Philadelphia Eagles and 7 NFL Teams with the Cloudiest Futures
Who knows what the future holds for the Philadelphia Eagles?
The Eagles franchise is in a state of flux, but it's not the only NFL team suffering through a period of uncertainty.
Will Andy Reid be back in 2013? It seems like there's an obvious answer to that question, but owner Jeff Laurie has not divulged his mind on the matter.
Jason Babin was the first big-name, high-priced player to be axed, as Eagles Insider reported on Tuesday, and he's certainly not going to be the last.
It's a sad state of affairs for a team that Vince Young dubbed a "dream team" just last season.
So, which other teams face cloudy futures?
Kansas City Chiefs
There isn't a team in the NFL in worse shape than the Kansas City Chiefs—a poignant statement in light of the fact that some experts picked this team to win the AFC West before the season began.
The Chiefs don't have a quarterback, don't have an offensive coordinator who knows how to make the most out of Jamaal Charles, don't have a defensive coordinator that can direct this young defense to greatness, and they have a head coach who seems clueless about everything.
Furthermore, general manager Scott Pioli hasn't done anything to wow us with his decisions the past few seasons, and it seems the best course of action might be to just blow the whole damn thing to smithereens and start anew in 2013.
San Diego Chargers
The San Diego Chargers are the softest team in the NFL.
The source of their softness? Norv Turner.
If Turner is still with the club in 2013, then I predict masses of Boltheads will defect to the Oakland Raiders to show their displeasure.
Yeah, he's that bad.
Furthermore, Philip Rivers has regressed from a Pro Bowl quarterback to one of the most turnover-prone passers in the league.

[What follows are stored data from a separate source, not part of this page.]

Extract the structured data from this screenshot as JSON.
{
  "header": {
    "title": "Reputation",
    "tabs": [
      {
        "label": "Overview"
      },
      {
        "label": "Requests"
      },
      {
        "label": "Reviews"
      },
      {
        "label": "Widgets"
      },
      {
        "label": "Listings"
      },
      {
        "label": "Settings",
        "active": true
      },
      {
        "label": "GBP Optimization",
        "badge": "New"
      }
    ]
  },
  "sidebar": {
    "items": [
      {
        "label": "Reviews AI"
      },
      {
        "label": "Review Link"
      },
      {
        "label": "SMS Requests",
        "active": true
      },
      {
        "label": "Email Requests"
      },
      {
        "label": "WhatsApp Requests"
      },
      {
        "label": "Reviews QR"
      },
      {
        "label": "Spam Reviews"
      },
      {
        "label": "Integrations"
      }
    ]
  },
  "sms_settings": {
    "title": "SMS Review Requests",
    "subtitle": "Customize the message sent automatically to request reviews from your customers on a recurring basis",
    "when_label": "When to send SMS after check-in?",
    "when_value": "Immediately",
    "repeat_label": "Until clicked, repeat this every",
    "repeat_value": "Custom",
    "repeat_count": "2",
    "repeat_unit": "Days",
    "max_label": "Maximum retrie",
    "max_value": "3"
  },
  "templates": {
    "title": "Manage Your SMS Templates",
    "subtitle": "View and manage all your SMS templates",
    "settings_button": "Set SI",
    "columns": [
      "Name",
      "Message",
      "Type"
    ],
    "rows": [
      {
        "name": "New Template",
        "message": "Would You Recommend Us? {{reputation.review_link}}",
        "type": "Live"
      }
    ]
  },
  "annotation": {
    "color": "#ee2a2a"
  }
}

It's hard to tell these days if he's just that bad or if he's capable of recovering his form with adequate pass protection.
Finally, A.J. Smith has made so many questionable decisions the past few years that a lobotomy might be worth looking into.
There are two things I know about the Buffalo Bills:
- Chan Gailey doesn't have a clue how to maximize the talent he has on offense.
- Ryan Fitzpatrick isn't the franchise quarterback the team thought it had when it signed him to his seven-year, $62 million extension a year ago.
Other than that, the Bills remain a mystery to me.
The talent to win games is certainly on the roster, but that hasn't stopped the Bills from underperforming for years now.
It'll be interesting to see what happens this offseason.
New York Jets
The New York Jets might be better off in 2013 as an expansion team.
There are so many holes on the roster and so many bad apples in the locker room that the prospect of fixing what ails this team seems too daunting a task to even begin to overtake.
Rex Ryan needs to go, of that I'm sure.
So does Mark Sanchez, who I fear may end up being the league's next David Carr.
Tim Tebow isn't the answer at quarterback, either, and many of the players on this team are in for some career-altering changes in the near future.
When will people in Arizona come to the realization that Ken Whisenhunt isn't the man to lead the Cardinals to the promised land?
The offensive line is the biggest joke in the NFL, there isn't a starting quarterback on the roster, and since Kurt Warner retired, the Cardinals have a record of 17-26.
At least there are some excellent defenders on this squad, and given the recent play of Daryl Washington and Patrick Peterson, there's a glimmer of hope for the future.
Jim Schwartz resurrected the Detroit Lions from the depths of NFL hell to become a playoff team in 2011.
Then, 2012 happened.
Matthew Stafford and Calvin Johnson have been significantly less effective, the team still can't run the ball with any consistency and the team's secondary is still as bad as it ever was.
Sure, the Lions recently gave Schwartz a multi-year extension of unknown value, but at this point, the Lions may be among the many NFL teams looking for a new head coach by January.
Is Tony Romo really this bad?
Does Jerry Jones really still believe in Jason Garrett?
Will Jones ever relinquish control of the personnel decisions he's been in charge of since Jimmy Johnson left Dallas?
In case you need a cheat sheet, here are the answers: Maybe, maybe and absolutely not.
Jones is turning into the next Al Davis of the NFL, and as long as he's the man in charge of making all of the decisions, the Cowboys are doomed.
The thing is, there's always enough talent on the roster to entice journalists and the team's fans into believing there's a chance for glory.